Derungs Adrian, Schuster-Amft Corina, Amft Oliver
Lehrstuhl für Digital Health, Friedrich-Alexander Universität Erlangen-Nürnberg, Erlangen, Germany.
Research Department, Reha Rheinfelden, Rheinfelden, Switzerland.
Front Bioeng Biotechnol. 2018 Oct 17;6:136. doi: 10.3389/fbioe.2018.00136. eCollection 2018.
Physical activity (PA) is essential in stroke rehabilitation of hemiparetic patients to avoid health risks, and moderate to vigorous PA could promote patients' recovery. However, PA assessments are limited to clinical environments. Little is known about PA in unguided free-living. Wearable sensors could reveal patients' PA during rehabilitation, and day-long long-term measurements over several weeks might reveal recovery trends of affected and less-affected body sides. We investigated PA in an observation study during outpatient rehabilitation in a day-care center. PA of affected and less-affected body sides, including upper and lower limbs were derived using wearable motion sensors. In this analysis we focused on PA during free-living and clinician guided therapies, and investigated differences between body-sides. Linear regressions were used to estimate metabolic equivalents for each limb at comparable scale. Non-parametric statistics were derived to quantify PA differences between body sides. We analyzed 102 full-day movement data recordings from eleven hemiparetic patients during individual rehabilitation periods up to 79 days. The comparison between free-living and clinician guided therapy showed on average 16.1 % higher PA in the affected arm during therapy and 5.3 % higher PA in the affected leg during therapy. Average differences between free-living and therapy in the less-affected side were below 4.5 %. We analyzed PA of patients with a hemiparesis in two distinct rehabilitation settings, including free-living and clinician guided therapies over several weeks and compared MET values of affected and less-affected body sides. In particular, we investigated PA using individual regression models for each limb. We demonstrated that wearable motion sensors provide insights in patient's PA during rehabilitation. Although, no clear PA trends were found, our analysis showed patients' tendency to sedentary behavior, confirming previous lab study results. Our PA analysis approach could be used beyond clinical rehabilitation to devise personalized patient and limb-specific exercise recommendations in future remote rehabilitation.

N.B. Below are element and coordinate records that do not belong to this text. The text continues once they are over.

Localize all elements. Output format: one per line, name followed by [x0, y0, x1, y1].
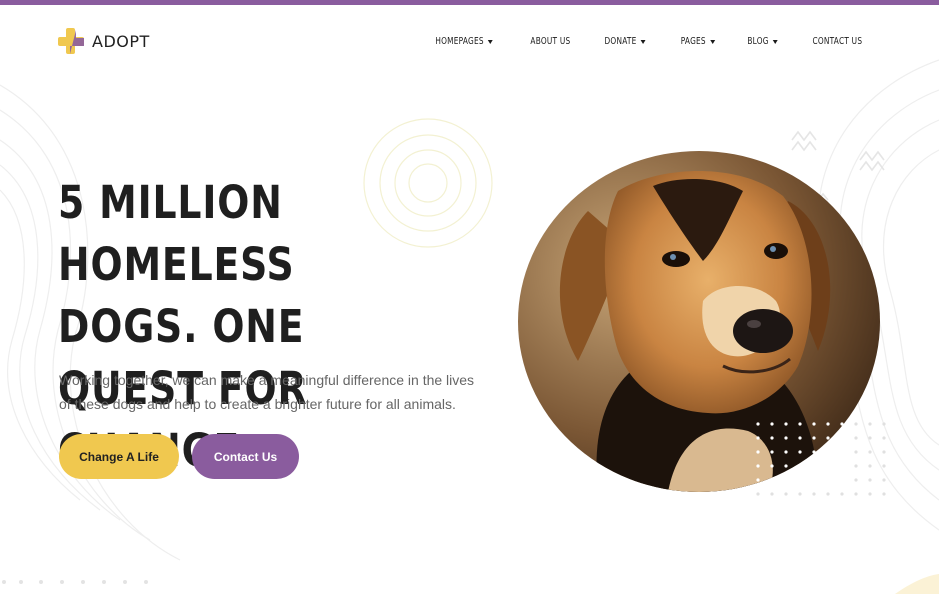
chevron-down-icon: [709, 39, 715, 44]
grid-dot: [756, 492, 760, 496]
hero-subtitle: Working together, we can make a meaningf…: [59, 372, 475, 412]
grid-dot: [854, 478, 858, 482]
grid-dot: [770, 492, 774, 496]
decorative-dot-grid: [756, 422, 886, 496]
grid-dot: [826, 436, 830, 440]
nav-item-about-us[interactable]: ABOUT US: [530, 36, 570, 47]
hero-title-line-1: 5 MILLION HOMELESS: [58, 176, 295, 291]
grid-dot: [784, 422, 788, 426]
grid-dot: [882, 478, 886, 482]
grid-dot: [882, 422, 886, 426]
grid-dot: [882, 492, 886, 496]
grid-dot: [826, 492, 830, 496]
grid-dot: [840, 478, 844, 482]
grid-dot: [756, 422, 760, 426]
chevron-down-icon: [488, 39, 494, 44]
nav-item-contact-us[interactable]: CONTACT US: [813, 36, 863, 47]
grid-dot: [868, 436, 872, 440]
grid-dot: [882, 464, 886, 468]
grid-dot: [826, 422, 830, 426]
grid-dot: [854, 436, 858, 440]
brand-name: ADOPT: [92, 32, 150, 51]
grid-dot: [826, 464, 830, 468]
nav-item-label: CONTACT US: [812, 36, 863, 47]
nav-item-label: ABOUT US: [529, 36, 571, 47]
grid-dot: [812, 436, 816, 440]
logo-cross-icon: [58, 28, 84, 54]
nav-item-label: BLOG: [747, 36, 769, 47]
grid-dot: [770, 422, 774, 426]
grid-dot: [812, 478, 816, 482]
grid-dot: [840, 436, 844, 440]
grid-dot: [812, 422, 816, 426]
brand-logo[interactable]: ADOPT: [58, 28, 150, 55]
nav-item-label: DONATE: [604, 36, 638, 47]
grid-dot: [784, 450, 788, 454]
grid-dot: [868, 422, 872, 426]
grid-dot: [756, 450, 760, 454]
grid-dot: [840, 450, 844, 454]
grid-dot: [798, 492, 802, 496]
chevron-down-icon: [773, 39, 778, 44]
grid-dot: [868, 492, 872, 496]
grid-dot: [882, 450, 886, 454]
grid-dot: [854, 450, 858, 454]
grid-dot: [798, 450, 802, 454]
grid-dot: [770, 436, 774, 440]
grid-dot: [840, 492, 844, 496]
grid-dot: [770, 450, 774, 454]
grid-dot: [854, 422, 858, 426]
nav-item-pages[interactable]: PAGES: [680, 36, 715, 47]
grid-dot: [798, 478, 802, 482]
grid-dot: [854, 464, 858, 468]
nav-item-donate[interactable]: DONATE: [604, 36, 647, 47]
grid-dot: [854, 492, 858, 496]
grid-dot: [784, 492, 788, 496]
chevron-down-icon: [641, 39, 647, 44]
grid-dot: [770, 478, 774, 482]
nav-item-label: HOMEPAGES: [435, 36, 485, 47]
grid-dot: [826, 450, 830, 454]
grid-dot: [756, 436, 760, 440]
grid-dot: [868, 464, 872, 468]
main-nav: HOMEPAGES ABOUT US DONATE PAGES BLOG CON…: [429, 36, 868, 47]
contact-us-button[interactable]: Contact Us: [192, 434, 299, 479]
grid-dot: [770, 464, 774, 468]
grid-dot: [798, 422, 802, 426]
grid-dot: [840, 422, 844, 426]
grid-dot: [784, 436, 788, 440]
grid-dot: [812, 464, 816, 468]
grid-dot: [882, 436, 886, 440]
grid-dot: [812, 492, 816, 496]
grid-dot: [756, 464, 760, 468]
change-a-life-button[interactable]: Change A Life: [59, 434, 179, 479]
grid-dot: [812, 450, 816, 454]
grid-dot: [798, 436, 802, 440]
nav-item-blog[interactable]: BLOG: [748, 36, 778, 47]
grid-dot: [798, 464, 802, 468]
grid-dot: [756, 478, 760, 482]
nav-item-label: PAGES: [680, 36, 706, 47]
grid-dot: [784, 464, 788, 468]
grid-dot: [826, 478, 830, 482]
grid-dot: [868, 478, 872, 482]
grid-dot: [784, 478, 788, 482]
grid-dot: [840, 464, 844, 468]
grid-dot: [868, 450, 872, 454]
nav-item-homepages[interactable]: HOMEPAGES: [436, 36, 494, 47]
decorative-dots: [2, 580, 148, 584]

体力活动(PA)对于偏瘫患者的中风康复至关重要,可避免健康风险,而中度至剧烈的体力活动能够促进患者康复。然而,体力活动评估仅限于临床环境。对于无指导的自由生活状态下的体力活动了解甚少。可穿戴传感器能够揭示患者康复期间的体力活动情况,数周的全天长期测量可能会揭示受影响和受影响较小身体部位的恢复趋势。我们在日间护理中心的门诊康复期间进行了一项观察性研究,以调查体力活动情况。使用可穿戴运动传感器得出受影响和受影响较小身体部位(包括上肢和下肢)的体力活动情况。在本分析中,我们重点关注自由生活和临床医生指导治疗期间的体力活动,并研究身体部位之间的差异。使用线性回归来估计每个肢体在可比规模下的代谢当量。采用非参数统计来量化身体两侧的体力活动差异。我们分析了11名偏瘫患者在长达79天的个体康复期间的102份全天运动数据记录。自由生活与临床医生指导治疗之间的比较显示,治疗期间患侧手臂的体力活动平均高出16.1%,患侧腿部的体力活动平均高出5.3%。受影响较小一侧在自由生活和治疗之间的平均差异低于4.5%。我们在两种不同的康复环境中分析了偏瘫患者的体力活动情况,包括数周的自由生活和临床医生指导治疗,并比较了受影响和受影响较小身体部位的代谢当量值。特别是,我们使用每个肢体的个体回归模型来研究体力活动。我们证明,可穿戴运动传感器能够提供患者康复期间体力活动的相关信息。尽管未发现明确的体力活动趋势,但我们的分析显示了患者久坐行为的倾向,证实了之前实验室研究的结果。我们的体力活动分析方法可用于临床康复之外,以便在未来的远程康复中制定个性化的患者和肢体特定运动建议。